​New genetic test leads to faster, more accurate diagnosis of childhood eye disorders

11 Dec 2017, 11:21 a.m.

Occulome genetic test

A new test to help diagnose and predict a range of serious childhood eye conditions has been developed by researchers at Great Ormond Street Hospital (GOSH) and the UCL Great Ormond Street Institute of Child Health (ICH).The gene panel test, known as Oculome, screens for mutations in more than 400 genes that are known to lead to eye disease, including those that can cause malformations of the eyeball and those linked to inherited retinal degeneration and cataracts. It was developed by Professor Jane Sowden’s research group at ICH and the GOSH Genetics Laboratory led by Dr Lucy Jenkins.

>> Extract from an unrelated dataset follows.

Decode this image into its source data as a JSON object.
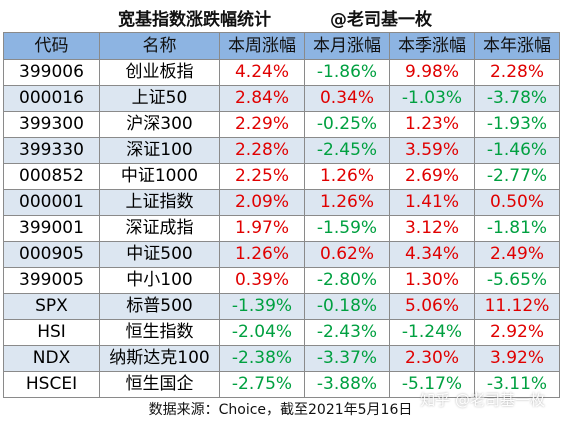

1 in 2,500 children in the UK are diagnosed as blind or severely visually impaired by the time they reach one year old and as many as half of these cases are likely to be due to genetic errors that arise in the DNA or are passed on from the child’s parents. Many congenital eye disorders can involve additional metabolic, developmental, physical or sensory abnormalities and the large number of genes involved makes diagnosis difficult. The new test increases the chances of diagnosis as a very large number of genes can be examined.

By sequencing over 400 genes at once the new genetic panel test can help pinpoint the exact mutation that is causing the condition offering a faster, more accurate diagnosis and meaning that patients can get access to the most appropriate care. The test can also help determine if parents are likely to have another child with the same disease and can allow doctors to determine whether the visual impairment is likely to get worse or lead to other complications - for example in the hormonal or metabolic system.

The genetic panel test was reviewed by the UK Genetic Testing Network, an advisory organization that oversees genetic testing across the NHS and has been approved to be offered on a national basis. It is currently available at the North East Thames Regional Genetics Service, which is based at GOSH.

As part of the National Institute for Health Research (NIHR) GOSH Biomedical Research Centres (BRC) Advanced Treatments for Structural Malformation and Tissue Damage, researchers at GOSH are now using insights from these tests to help develop novel gene and cell therapies to treat these debilitating visual impairments.

Development of this new test and its translation from research to a diagnostic service was funded by grants from the Rosetrees Trust, MACS (Microphthalmia, Anophthalmia and Coloboma Support supporting children without eyes or underdeveloped eyes) and Moorfields Special Trustees with support from the NIHR BRC’s at GOSH and Moorfields Hospital.